Novel ray-tracing approach for fast calculation of the impulse response on diffuse IR-wireless indoor channels

Abstract

In this paper, a modified Monte Carlo algorithm for the calculation of the impulse response on infrared wireless indoor channels is presented. This work follows a guideline of studies about the infrared wireless diffuse data communications systems. As is well known, the characteristics of the room where the IR diffuse channel is implemented determine some problems in the communication as can be multipath penalty over the maximum band rate or hidden station situations. Classical algorithms require high computational effort to calculate the impulse response in a regular size room. Monte Carlo offers the possibility of validating the assumptions made for these classic algorithms (basically, the lambertian nature of all reflections) with a computational complexity that is decided by the accuracy desired by the user. It is also an structure that can be easily assumed by a parallel computer architecture. In the other hand, its main drawback is that, for a regular sized room, we need to send much more rays than the components that we receive. This is due to the fact that usually rays are not intercepted by the receiver.

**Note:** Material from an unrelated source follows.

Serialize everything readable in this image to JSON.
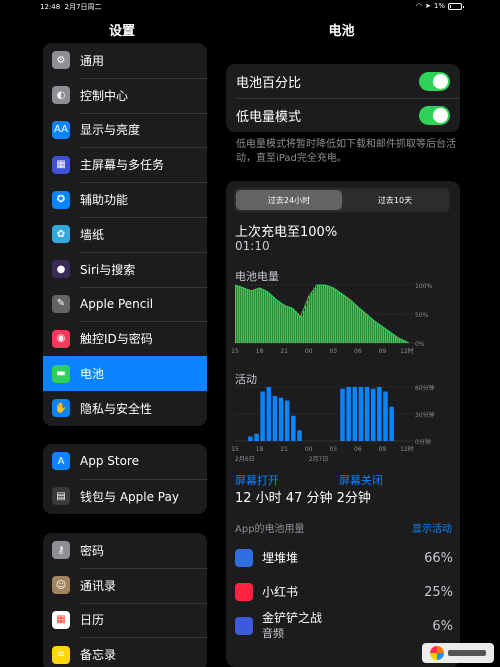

We have developed a mixed Monte Carlo-Deterministic algorithm which assures that each ray contributes to the final channel response function each time it rebounds with an obstacle. It increases dramatically the number of contributions and reduces, in the same way, the time required for an accurate simulation. Extensive simulation results are presented. They are compared both with other simulation methods and with measured values. We will demonstrate that the method presented here is much faster than Monte Carlo classical simulation schemes. It can be used like a method of simulation itself or as a validation algorithm for other comparative studies of pulse broadening.